Hans Herbert Hammersteinwurde am 17. April 1901 in Berlin geboren und war in den 1930er Jahren in Deutschland als Lehrer tätig. 1934, unter der Herrschaft der Nationalsozialisten, hatte er in Bonn eine jüdische Volksschule aufgebaut, die nach reformpädagogischen Prinzipien arbeitete. Während des zweiten Weltkrieges emigrierte er nach Palästina.  Und nahm den Namen Ysrael Shiloni an. Viele Jahre später gründete er schließlich das Museum Deutsches Judentum in Nahariya.

Zusammen mit seinen drei älteren Geschwistern wuchs er in einer jüdischen Familie der großstädtischen Mittelschicht auf. Seine Mutter, Lucie Hammerstein, war Hausfrau und für die Erziehung der Kinder verantwortlich. Sein Vater, Felix Hammerstein, war erfolgreicher Textilkaufmann. Er starb als Hans Herbert Hammerstein zehn Jahre alt war. Die Familie war vollkommen assimiliert, Judentum spielte keine Rolle im Familienleben. Dass er Jude war, fand Hammerstein erst als Zwölfjähriger heraus.

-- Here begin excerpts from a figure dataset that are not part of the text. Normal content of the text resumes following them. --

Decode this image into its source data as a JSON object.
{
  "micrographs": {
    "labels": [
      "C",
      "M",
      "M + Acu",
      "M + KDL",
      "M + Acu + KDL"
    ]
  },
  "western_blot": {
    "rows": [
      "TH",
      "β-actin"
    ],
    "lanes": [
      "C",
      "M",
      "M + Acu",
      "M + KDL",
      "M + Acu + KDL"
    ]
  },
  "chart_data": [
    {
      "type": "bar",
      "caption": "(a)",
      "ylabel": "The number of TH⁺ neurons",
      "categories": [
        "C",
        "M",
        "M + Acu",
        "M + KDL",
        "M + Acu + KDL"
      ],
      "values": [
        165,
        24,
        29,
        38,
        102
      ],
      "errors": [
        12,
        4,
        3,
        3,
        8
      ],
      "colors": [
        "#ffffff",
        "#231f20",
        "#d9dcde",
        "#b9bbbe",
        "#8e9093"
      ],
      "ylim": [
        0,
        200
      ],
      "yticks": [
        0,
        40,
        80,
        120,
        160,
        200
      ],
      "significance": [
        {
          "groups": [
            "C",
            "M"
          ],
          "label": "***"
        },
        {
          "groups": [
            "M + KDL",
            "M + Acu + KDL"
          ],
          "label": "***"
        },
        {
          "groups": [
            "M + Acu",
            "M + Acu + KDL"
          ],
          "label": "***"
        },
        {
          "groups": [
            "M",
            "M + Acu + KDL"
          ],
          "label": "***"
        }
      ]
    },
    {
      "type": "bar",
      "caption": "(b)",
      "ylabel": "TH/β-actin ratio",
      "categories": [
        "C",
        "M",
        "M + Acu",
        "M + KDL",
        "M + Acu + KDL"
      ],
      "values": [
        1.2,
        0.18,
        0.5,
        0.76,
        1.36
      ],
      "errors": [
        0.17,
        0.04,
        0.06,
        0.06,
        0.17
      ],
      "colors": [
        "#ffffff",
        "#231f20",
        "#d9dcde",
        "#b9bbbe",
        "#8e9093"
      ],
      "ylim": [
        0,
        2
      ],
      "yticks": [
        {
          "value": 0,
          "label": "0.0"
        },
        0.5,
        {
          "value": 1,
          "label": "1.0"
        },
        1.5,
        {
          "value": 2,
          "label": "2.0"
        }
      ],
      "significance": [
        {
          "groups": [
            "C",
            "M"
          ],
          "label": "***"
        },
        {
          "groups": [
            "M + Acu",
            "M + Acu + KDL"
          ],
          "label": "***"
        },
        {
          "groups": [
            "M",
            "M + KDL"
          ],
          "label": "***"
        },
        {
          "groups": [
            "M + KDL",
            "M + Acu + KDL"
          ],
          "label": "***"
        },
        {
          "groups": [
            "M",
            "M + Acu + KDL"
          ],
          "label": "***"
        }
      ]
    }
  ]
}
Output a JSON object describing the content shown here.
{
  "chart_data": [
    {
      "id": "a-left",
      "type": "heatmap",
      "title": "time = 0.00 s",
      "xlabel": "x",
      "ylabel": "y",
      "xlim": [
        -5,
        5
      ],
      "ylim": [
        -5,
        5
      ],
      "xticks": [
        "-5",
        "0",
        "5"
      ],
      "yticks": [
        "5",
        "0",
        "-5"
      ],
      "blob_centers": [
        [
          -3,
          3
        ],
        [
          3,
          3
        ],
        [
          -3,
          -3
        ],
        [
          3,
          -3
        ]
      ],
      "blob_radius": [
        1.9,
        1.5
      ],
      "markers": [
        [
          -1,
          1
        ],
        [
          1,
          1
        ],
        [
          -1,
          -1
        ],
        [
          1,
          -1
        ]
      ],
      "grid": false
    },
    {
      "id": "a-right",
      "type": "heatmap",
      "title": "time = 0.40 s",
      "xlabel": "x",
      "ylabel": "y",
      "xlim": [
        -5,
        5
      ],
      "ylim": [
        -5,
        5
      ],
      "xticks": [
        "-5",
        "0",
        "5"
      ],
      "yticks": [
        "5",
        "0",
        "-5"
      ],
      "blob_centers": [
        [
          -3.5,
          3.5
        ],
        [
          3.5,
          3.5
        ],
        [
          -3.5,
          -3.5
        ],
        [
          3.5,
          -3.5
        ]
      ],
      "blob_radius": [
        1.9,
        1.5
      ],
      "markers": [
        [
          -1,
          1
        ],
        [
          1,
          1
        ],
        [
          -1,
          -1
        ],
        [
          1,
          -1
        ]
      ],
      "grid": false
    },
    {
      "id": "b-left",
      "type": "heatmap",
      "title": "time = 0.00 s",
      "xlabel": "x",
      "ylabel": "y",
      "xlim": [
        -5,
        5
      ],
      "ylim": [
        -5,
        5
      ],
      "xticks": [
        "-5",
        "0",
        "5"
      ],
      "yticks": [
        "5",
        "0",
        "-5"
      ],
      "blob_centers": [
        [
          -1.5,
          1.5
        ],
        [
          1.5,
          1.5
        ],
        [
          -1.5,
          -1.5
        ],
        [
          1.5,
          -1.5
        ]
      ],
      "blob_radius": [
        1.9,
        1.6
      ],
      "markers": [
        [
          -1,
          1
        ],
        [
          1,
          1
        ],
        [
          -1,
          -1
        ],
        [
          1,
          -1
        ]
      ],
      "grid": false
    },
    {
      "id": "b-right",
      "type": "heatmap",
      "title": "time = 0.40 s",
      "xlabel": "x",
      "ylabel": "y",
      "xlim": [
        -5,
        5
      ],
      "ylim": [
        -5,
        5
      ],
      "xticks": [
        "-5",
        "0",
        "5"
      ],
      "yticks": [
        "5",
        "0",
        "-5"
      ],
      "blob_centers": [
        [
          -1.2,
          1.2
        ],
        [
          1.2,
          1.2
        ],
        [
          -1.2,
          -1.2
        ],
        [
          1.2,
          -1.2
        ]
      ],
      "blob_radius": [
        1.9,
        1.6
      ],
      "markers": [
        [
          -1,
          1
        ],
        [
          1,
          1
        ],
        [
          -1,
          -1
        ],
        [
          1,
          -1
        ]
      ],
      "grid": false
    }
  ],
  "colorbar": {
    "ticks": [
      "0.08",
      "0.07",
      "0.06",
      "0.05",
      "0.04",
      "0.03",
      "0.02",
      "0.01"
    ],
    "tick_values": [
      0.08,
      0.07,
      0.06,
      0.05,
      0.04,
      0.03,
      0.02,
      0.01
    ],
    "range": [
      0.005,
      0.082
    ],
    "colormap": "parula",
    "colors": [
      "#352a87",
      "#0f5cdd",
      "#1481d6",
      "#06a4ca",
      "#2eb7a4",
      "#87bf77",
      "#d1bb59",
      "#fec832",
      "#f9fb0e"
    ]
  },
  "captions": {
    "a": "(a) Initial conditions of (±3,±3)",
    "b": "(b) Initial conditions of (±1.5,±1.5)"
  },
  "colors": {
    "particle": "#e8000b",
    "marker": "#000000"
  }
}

Angst vor Schule war eine bedeutende Erfahrung in Hammersteins Leben. Seine Eltern stellten hohe Erwartungen an seine Schulleistungen, aber sie unterstützten ihn in seiner geistigen Entwicklung nicht. Stattdessen vertraten sie, dem damaligen Zeitgeist entsprechend, einen autoritären und restriktiven Erziehungsstil und bestraften schlechte Zensuren mit dem Stock

„Wir mussten während des Unterrichts gerade sitzen und die Hände vor uns auf den Tisch legen. Der Lehrer lief mit einem dünnen Stock in der Hand in der Klasse herum und schlug jeden, der diese Haltung nicht mehr einnahm. Es gab noch härtere Strafen für diejenigen, die in der Klasse wirklich störten. Deshalb habe ich mich immer bemüht, weit hinten zu sitzen. Wenn ich etwas nicht verstanden habe, dachte ich, die anderen hätten es auch nicht verstanden. Ich hinterließ offensichtlich den Eindruck, als ob ich ein bißchen beschränkt sei.“

1916 schloss Hammerstein die Schule ab und ging bei einer Textilfirma in die Lehre. Ende 1919 trat er in die in die jüdische Jugendbewegung „Blau-Weiß“ ein. Hier sollte er auf einen Lebensentwurf stoßen, der in krassen Gegensatz zum verhassten bourgeoisen Leben seiner Eltern stand. Hier traf er auf die alternativen Ideen der Reformpädagogik. Beides sollte sein Leben verändern.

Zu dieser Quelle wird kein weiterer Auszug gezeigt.